Building a robust skills intelligence system
A skills intelligence system uses artificial intelligence, machine learning and other technologies to analyze skills-related data. For example, you can use AI to identify skill gaps. Once you identify those gaps, your training department can develop programs designed to eliminate them.
Skills intelligence systems also help employers align employee skills with their needs. If you don’t have any skill gaps, you can use a skills intelligence system to create personalized development paths for your employees. Continued professional development allows healthcare professionals to participate in learner-driven educational programs, giving them the opportunity to learn new skills.
Collaborating with educational institutions
Collaborating with educational institutions helps align academic training with your company’s requirements. For example, you can partner with a local college to create training programs designed to help participants learn skills that your organization lacks.
You can also partner with career centers and vocational technical schools to create internship and apprenticeship programs.

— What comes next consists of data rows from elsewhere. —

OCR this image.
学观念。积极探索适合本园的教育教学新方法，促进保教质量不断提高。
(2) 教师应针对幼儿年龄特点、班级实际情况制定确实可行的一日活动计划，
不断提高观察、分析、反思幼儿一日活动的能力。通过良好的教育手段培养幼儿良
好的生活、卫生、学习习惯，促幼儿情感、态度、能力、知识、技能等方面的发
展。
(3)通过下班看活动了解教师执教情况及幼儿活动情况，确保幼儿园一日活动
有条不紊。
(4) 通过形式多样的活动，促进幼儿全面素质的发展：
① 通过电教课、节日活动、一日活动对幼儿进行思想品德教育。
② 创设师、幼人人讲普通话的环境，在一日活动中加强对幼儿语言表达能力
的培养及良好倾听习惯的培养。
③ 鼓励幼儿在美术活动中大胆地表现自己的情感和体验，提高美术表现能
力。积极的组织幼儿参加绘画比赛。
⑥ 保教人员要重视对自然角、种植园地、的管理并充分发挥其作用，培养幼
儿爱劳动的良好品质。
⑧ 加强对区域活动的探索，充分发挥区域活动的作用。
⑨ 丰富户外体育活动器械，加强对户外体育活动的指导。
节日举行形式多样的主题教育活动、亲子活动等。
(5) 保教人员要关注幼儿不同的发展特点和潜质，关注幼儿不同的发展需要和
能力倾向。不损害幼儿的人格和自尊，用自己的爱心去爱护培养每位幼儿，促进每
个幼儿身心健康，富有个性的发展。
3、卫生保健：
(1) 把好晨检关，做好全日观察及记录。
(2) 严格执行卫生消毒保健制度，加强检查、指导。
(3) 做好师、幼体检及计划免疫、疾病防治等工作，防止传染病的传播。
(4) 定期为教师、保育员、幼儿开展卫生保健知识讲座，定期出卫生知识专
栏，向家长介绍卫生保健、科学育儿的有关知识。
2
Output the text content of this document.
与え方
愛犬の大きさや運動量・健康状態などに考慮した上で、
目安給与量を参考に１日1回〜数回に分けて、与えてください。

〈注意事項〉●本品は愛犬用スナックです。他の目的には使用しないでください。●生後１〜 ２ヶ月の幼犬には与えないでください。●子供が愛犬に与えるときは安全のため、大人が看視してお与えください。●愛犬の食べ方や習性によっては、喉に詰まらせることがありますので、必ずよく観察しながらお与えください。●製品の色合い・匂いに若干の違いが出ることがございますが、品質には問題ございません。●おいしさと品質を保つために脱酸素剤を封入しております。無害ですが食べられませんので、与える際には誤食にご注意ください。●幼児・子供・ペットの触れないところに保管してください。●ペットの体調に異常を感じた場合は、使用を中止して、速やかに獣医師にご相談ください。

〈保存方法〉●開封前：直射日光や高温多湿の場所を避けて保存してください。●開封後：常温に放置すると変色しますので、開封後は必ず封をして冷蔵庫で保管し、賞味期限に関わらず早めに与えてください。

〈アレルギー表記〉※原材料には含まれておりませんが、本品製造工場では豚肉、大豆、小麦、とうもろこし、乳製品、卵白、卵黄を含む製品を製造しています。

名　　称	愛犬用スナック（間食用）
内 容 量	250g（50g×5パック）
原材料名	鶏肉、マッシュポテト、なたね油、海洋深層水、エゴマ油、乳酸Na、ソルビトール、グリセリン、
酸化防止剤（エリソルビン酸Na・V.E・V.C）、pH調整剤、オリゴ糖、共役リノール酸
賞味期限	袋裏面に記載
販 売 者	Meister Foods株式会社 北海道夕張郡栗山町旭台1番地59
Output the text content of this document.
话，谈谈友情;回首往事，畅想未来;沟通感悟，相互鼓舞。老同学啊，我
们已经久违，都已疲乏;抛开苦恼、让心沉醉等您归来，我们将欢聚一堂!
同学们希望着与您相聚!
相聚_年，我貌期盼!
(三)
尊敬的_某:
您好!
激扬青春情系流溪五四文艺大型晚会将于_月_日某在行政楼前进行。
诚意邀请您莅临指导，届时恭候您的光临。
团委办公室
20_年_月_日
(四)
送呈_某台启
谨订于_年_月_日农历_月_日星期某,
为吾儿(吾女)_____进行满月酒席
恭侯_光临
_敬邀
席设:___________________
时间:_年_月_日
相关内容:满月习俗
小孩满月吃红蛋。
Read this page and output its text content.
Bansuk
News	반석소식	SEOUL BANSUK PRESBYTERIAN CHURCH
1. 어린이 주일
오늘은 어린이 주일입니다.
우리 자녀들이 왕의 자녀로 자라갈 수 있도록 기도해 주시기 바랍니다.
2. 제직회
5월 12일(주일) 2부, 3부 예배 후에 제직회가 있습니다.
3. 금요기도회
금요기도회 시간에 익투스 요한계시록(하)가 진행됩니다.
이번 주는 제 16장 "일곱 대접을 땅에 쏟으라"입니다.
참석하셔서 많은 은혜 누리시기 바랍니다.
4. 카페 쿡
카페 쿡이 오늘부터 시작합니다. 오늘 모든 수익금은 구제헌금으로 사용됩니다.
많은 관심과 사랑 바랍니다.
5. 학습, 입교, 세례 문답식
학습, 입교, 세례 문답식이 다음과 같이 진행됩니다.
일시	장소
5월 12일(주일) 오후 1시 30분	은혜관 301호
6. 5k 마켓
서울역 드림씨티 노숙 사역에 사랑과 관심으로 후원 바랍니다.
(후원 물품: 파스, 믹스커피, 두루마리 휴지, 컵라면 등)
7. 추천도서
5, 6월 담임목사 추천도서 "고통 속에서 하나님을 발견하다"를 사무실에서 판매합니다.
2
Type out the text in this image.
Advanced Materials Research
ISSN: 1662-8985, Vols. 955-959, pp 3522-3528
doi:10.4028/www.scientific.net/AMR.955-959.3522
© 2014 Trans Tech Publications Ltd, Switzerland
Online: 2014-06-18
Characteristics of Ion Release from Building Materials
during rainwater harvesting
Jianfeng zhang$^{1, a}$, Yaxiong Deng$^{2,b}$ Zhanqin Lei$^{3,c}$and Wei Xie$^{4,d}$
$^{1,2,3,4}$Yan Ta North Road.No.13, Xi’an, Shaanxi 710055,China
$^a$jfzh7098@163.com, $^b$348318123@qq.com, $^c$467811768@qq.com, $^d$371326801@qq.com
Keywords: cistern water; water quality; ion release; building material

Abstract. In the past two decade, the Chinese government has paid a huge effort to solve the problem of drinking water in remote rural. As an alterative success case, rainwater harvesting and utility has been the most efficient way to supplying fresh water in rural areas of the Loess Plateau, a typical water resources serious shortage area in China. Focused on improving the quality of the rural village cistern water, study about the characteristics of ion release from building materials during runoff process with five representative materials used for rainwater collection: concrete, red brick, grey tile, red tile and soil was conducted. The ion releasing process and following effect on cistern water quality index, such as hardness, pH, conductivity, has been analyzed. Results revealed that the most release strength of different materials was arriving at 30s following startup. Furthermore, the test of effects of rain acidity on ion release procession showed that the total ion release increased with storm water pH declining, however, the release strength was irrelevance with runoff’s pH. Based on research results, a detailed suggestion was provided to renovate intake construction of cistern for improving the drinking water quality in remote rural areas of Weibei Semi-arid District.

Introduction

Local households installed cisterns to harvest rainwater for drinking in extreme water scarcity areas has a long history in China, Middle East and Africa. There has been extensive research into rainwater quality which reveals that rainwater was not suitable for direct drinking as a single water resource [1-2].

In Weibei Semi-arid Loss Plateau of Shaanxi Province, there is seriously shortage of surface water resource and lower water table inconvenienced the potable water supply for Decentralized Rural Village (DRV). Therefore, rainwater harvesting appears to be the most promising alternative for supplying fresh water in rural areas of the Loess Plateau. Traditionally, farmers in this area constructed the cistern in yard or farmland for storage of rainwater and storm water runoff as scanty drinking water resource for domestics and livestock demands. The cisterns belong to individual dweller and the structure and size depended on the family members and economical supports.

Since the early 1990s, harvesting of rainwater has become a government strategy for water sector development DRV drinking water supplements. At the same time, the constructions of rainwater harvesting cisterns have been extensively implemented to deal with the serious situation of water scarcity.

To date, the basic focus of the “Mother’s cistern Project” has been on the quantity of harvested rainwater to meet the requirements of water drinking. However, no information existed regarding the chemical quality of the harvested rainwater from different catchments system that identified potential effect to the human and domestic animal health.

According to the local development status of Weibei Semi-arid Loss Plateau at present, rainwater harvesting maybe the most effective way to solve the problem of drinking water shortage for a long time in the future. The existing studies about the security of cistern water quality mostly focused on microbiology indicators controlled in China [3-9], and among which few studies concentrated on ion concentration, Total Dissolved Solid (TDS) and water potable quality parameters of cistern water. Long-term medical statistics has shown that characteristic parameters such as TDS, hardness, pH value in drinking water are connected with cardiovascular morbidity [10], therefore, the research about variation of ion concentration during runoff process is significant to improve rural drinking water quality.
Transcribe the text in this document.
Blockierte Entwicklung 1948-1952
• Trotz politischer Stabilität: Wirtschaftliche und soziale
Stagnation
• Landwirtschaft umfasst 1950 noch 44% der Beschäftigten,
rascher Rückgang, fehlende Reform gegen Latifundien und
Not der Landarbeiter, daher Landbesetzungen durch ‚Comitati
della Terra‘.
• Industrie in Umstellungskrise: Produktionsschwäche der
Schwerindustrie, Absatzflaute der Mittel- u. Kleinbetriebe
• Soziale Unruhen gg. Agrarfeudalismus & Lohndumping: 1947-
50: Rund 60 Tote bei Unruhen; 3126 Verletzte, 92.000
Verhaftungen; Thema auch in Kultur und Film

Internships usually last for one term and may cover medical billing, while apprenticeships may last several years and offer instruction for patient care technicians.
Both types of programs provide an opportunity to train participants according to company standards, which may help save time on training in the future.
Promoting continuous learning and professional development
A skills-driven organization encourages continuous learning—the ongoing process of gaining knowledge and abilities. This approach helps teams adapt to industry shifts like telehealth or AI while strengthening patient care. As employees build new skills, they improve both workplace performance and patient relationships, making continuous learning a powerful strategy for healthcare employers.
Lifelong learning doesn’t necessarily require completing formal training programs. Your employees can learn new skills by attending healthcare conferences, networking with other professionals and reading industry publications.
Continuous learning also makes it easier to address anticipated shortages in the healthcare industry. By promoting lifelong learning, you may be able to advance employees from within, as upskilling helps team members manage complex cases and utilize technology efficiently. Consider offering the following learning opportunities to your employees:
- Skills labs
- On-the-job training
- Professional mentoring
- Healthcare simulations
- Lecture series
Enhancing employee retention through skills-based hiring
One of the biggest benefits of skills-first hiring is that it can improve employee retention. When you focus on skills, it’s easier to align employee strengths with job requirements. This fosters a positive work environment, making it less likely that team members will leave the organization earlier than expected.
Revising job descriptions also has the potential to increase employee satisfaction, as new team members will know exactly what to expect. If employees feel confident in their abilities, they are more likely to stay with your organization instead of searching for employment elsewhere.